RALEIGH, N.C. (WNCN) – Thousands of people in North Carolina are glued to their phones and televisions, waiting for news of their families in Ukraine.

Monday marked the fifth day of the Russian invasion and attack on the country.

CBS 17’s Hayley Fixler has family in the western part of Ukraine, near Romania.

For now, they are not under attack, but they are using this time to do whatever they can to help get people out of Ukraine, safely.

“I wish nobody would know what it is [like] to have rockets above your head when the sky is blue. And when you wake up, not from your phone alarm, but from the [bomb siren],” said Lea.

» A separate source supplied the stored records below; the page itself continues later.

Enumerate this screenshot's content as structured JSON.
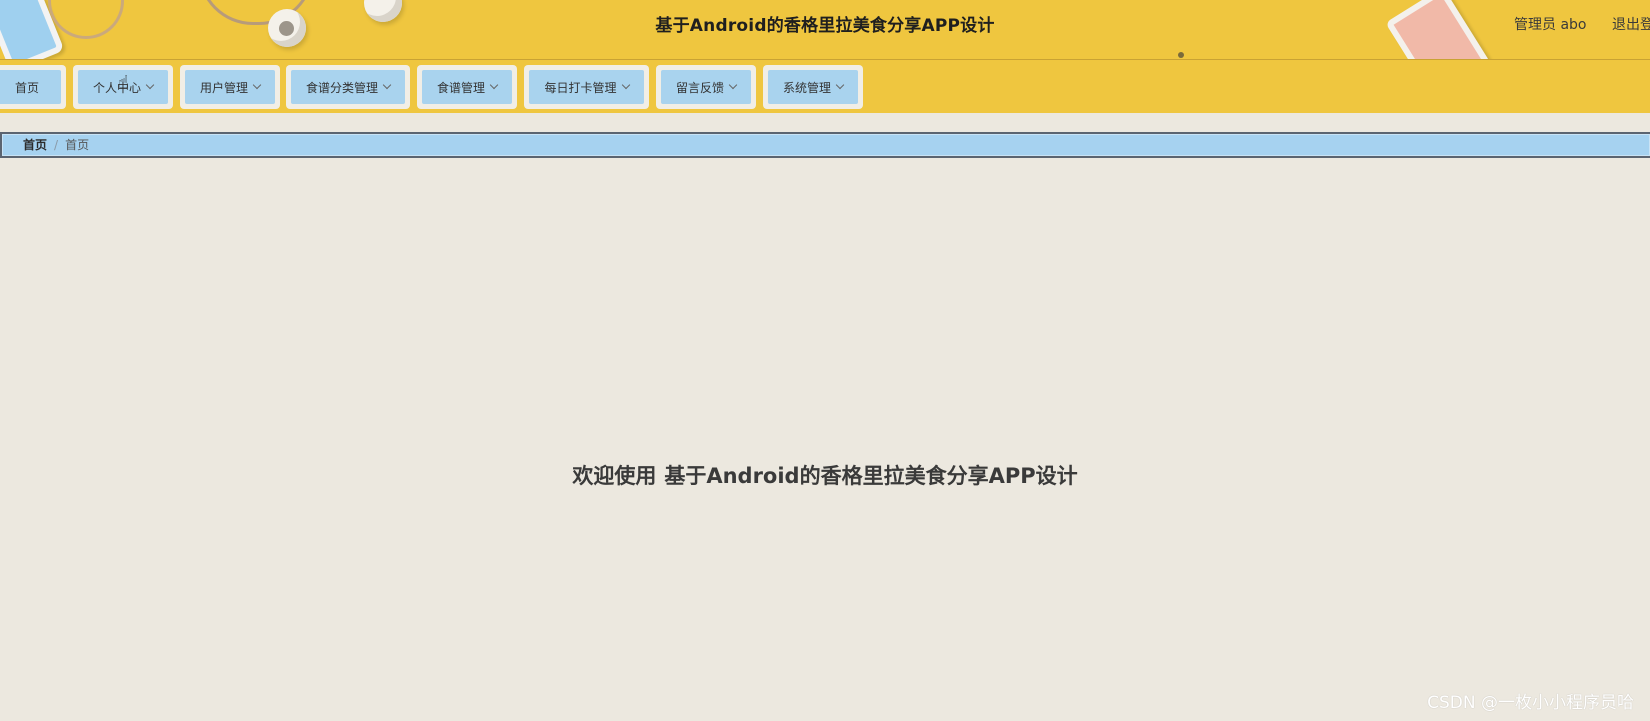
{
  "header": {
    "title": "基于Android的香格里拉美食分享APP设计",
    "user_label": "管理员 abo",
    "logout_label": "退出登录",
    "background_color": "#efc63f"
  },
  "nav": {
    "items": [
      {
        "label": "首页",
        "has_dropdown": false
      },
      {
        "label": "个人中心",
        "has_dropdown": true
      },
      {
        "label": "用户管理",
        "has_dropdown": true
      },
      {
        "label": "食谱分类管理",
        "has_dropdown": true
      },
      {
        "label": "食谱管理",
        "has_dropdown": true
      },
      {
        "label": "每日打卡管理",
        "has_dropdown": true
      },
      {
        "label": "留言反馈",
        "has_dropdown": true
      },
      {
        "label": "系统管理",
        "has_dropdown": true
      }
    ],
    "item_color": "#a9d3ee"
  },
  "breadcrumb": {
    "home": "首页",
    "separator": "/",
    "current": "首页"
  },
  "main": {
    "welcome_prefix": "欢迎使用",
    "welcome_title": "基于Android的香格里拉美食分享APP设计"
  },
  "watermark": {
    "text": "CSDN @一枚小小程序员哈"
  },
  "icons": {
    "dropdown": "chevron-down-icon",
    "cursor": "hand-pointer-icon"
  }
}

Lea is one of Fixler’s cousins. Her last name will not be used for safety reasons. The 24-year-old is at school in Romania now, horrified at what’s going on in her home country.

“It’s just crazy. I have no words to describe it. It’s sad. It’s very sad,” said Lea.

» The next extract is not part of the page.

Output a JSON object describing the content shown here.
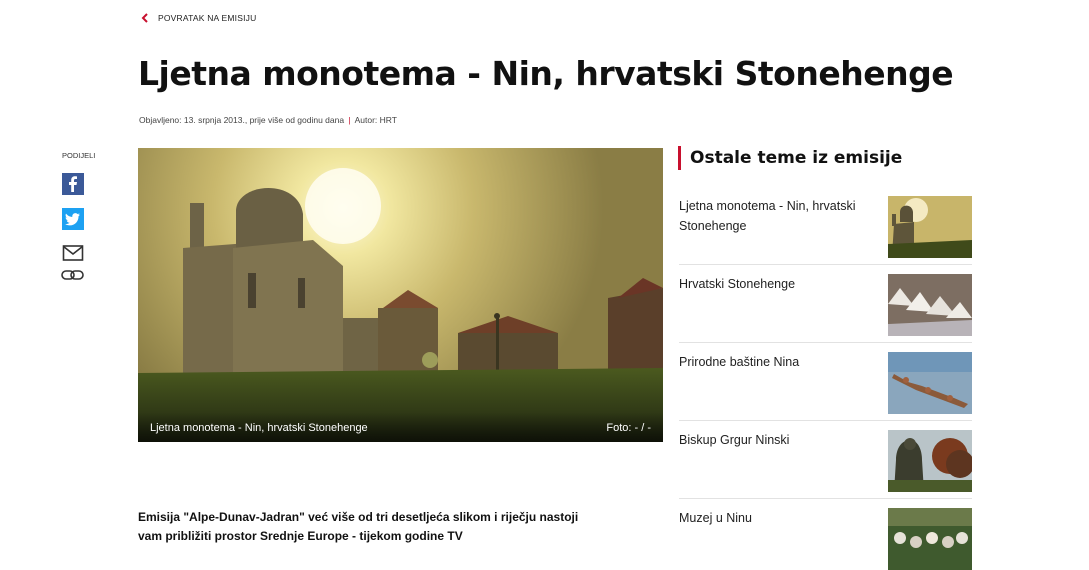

Her father, another cousin of Fixler’s, has refused to leave Ukraine.

“I know he’s doing a great job just by staying in Ukraine and being there and not running away,” Lea explained. “Because he had actually a chance to do it, when it first started.”

Instead, he’s trying to help those in the areas that are being targeted by Russian bombs and military attacks.

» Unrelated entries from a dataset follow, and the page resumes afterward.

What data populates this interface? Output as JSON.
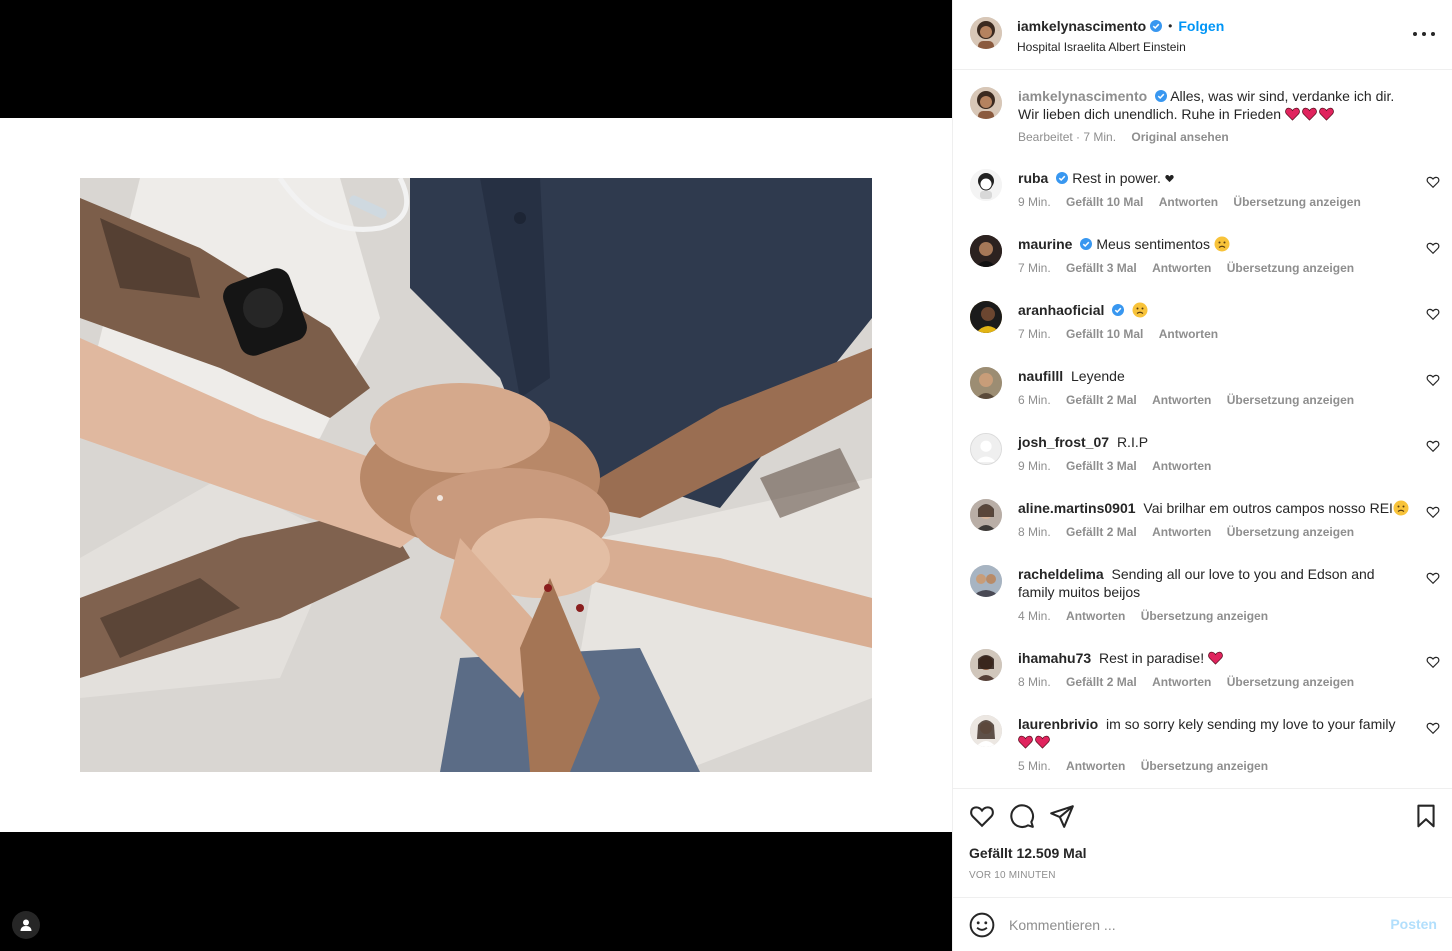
{
  "post": {
    "author": "iamkelynascimento",
    "follow_label": "Folgen",
    "separator": "•",
    "location": "Hospital Israelita Albert Einstein",
    "caption_text": "Alles, was wir sind, verdanke ich dir. Wir lieben dich unendlich. Ruhe in Frieden",
    "caption_time": "Bearbeitet · 7 Min.",
    "caption_link": "Original ansehen",
    "likes": "Gefällt 12.509 Mal",
    "posted_ago": "VOR 10 MINUTEN"
  },
  "comments": [
    {
      "user": "ruba",
      "verified": true,
      "text": "Rest in power.",
      "time": "9 Min.",
      "likes": "Gefällt 10 Mal",
      "reply": "Antworten",
      "translate": "Übersetzung anzeigen",
      "avatar_color": "#e8e8e8"
    },
    {
      "user": "maurine",
      "verified": true,
      "text": "Meus sentimentos",
      "time": "7 Min.",
      "likes": "Gefällt 3 Mal",
      "reply": "Antworten",
      "translate": "Übersetzung anzeigen",
      "avatar_color": "#3b2f2a"
    },
    {
      "user": "aranhaoficial",
      "verified": true,
      "text": "",
      "time": "7 Min.",
      "likes": "Gefällt 10 Mal",
      "reply": "Antworten",
      "translate": "",
      "avatar_color": "#c9a227"
    },
    {
      "user": "naufilll",
      "verified": false,
      "text": "Leyende",
      "time": "6 Min.",
      "likes": "Gefällt 2 Mal",
      "reply": "Antworten",
      "translate": "Übersetzung anzeigen",
      "avatar_color": "#7a6a52"
    },
    {
      "user": "josh_frost_07",
      "verified": false,
      "text": "R.I.P",
      "time": "9 Min.",
      "likes": "Gefällt 3 Mal",
      "reply": "Antworten",
      "translate": "",
      "avatar_color": "#efefef"
    },
    {
      "user": "aline.martins0901",
      "verified": false,
      "text": "Vai brilhar em outros campos nosso REI",
      "time": "8 Min.",
      "likes": "Gefällt 2 Mal",
      "reply": "Antworten",
      "translate": "Übersetzung anzeigen",
      "avatar_color": "#6d5a4f"
    },
    {
      "user": "racheldelima",
      "verified": false,
      "text": "Sending all our love to you and Edson and family muitos beijos",
      "time": "4 Min.",
      "likes": "",
      "reply": "Antworten",
      "translate": "Übersetzung anzeigen",
      "avatar_color": "#8a7f78"
    },
    {
      "user": "ihamahu73",
      "verified": false,
      "text": "Rest in paradise!",
      "time": "8 Min.",
      "likes": "Gefällt 2 Mal",
      "reply": "Antworten",
      "translate": "Übersetzung anzeigen",
      "avatar_color": "#4e3b33"
    },
    {
      "user": "laurenbrivio",
      "verified": false,
      "text": "im so sorry kely sending my love to your family",
      "time": "5 Min.",
      "likes": "",
      "reply": "Antworten",
      "translate": "Übersetzung anzeigen",
      "avatar_color": "#d7c9c0"
    }
  ],
  "comment_box": {
    "placeholder": "Kommentieren ...",
    "post_label": "Posten"
  },
  "icons": {
    "verified": "verified-badge-icon",
    "like": "heart-icon",
    "comment": "comment-bubble-icon",
    "share": "paper-plane-icon",
    "save": "bookmark-icon",
    "emoji": "smiley-icon",
    "more": "more-dots-icon",
    "tag": "user-tag-icon"
  },
  "colors": {
    "accent": "#0095f6",
    "verified": "#3897f0",
    "heart_emoji": "#e0245e",
    "muted": "#8e8e8e",
    "post_button_disabled": "#b2dffc"
  }
}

“He’s helping the refugees not die [as they] wait in the queue to the border. Some people are waiting there for two or three days,” she added. “They’re hungry, it’s cold. They are very, very, very tired, and exhausted psychologically and physically.”

Soon, Lea will head to the Romanian side of the border.

“I got a couple of phone calls today [saying] it’s an emergency. Like ‘we really need you,” she said. “I’m one of them. I’m one of us. And I’m a human. I feel that I cannot sit at home and watch all of this. I just cannot.”

Lea and Fixler both have grandparents who are Holocaust survivors. Lea’s family stayed in Europe.

She told Fixler that hearing the stories about the war and the concentration camps, makes her terrified to think what could happen if people weren’t bravely stepping in to help.

“[There] wasn’t one day that I didn’t cry. But at the same time, I don’t even know how to explain this feeling when you cry, because it’s so sad,” Lea said. “But at the same time, you are so proud. You’re so proud that people are uniting.”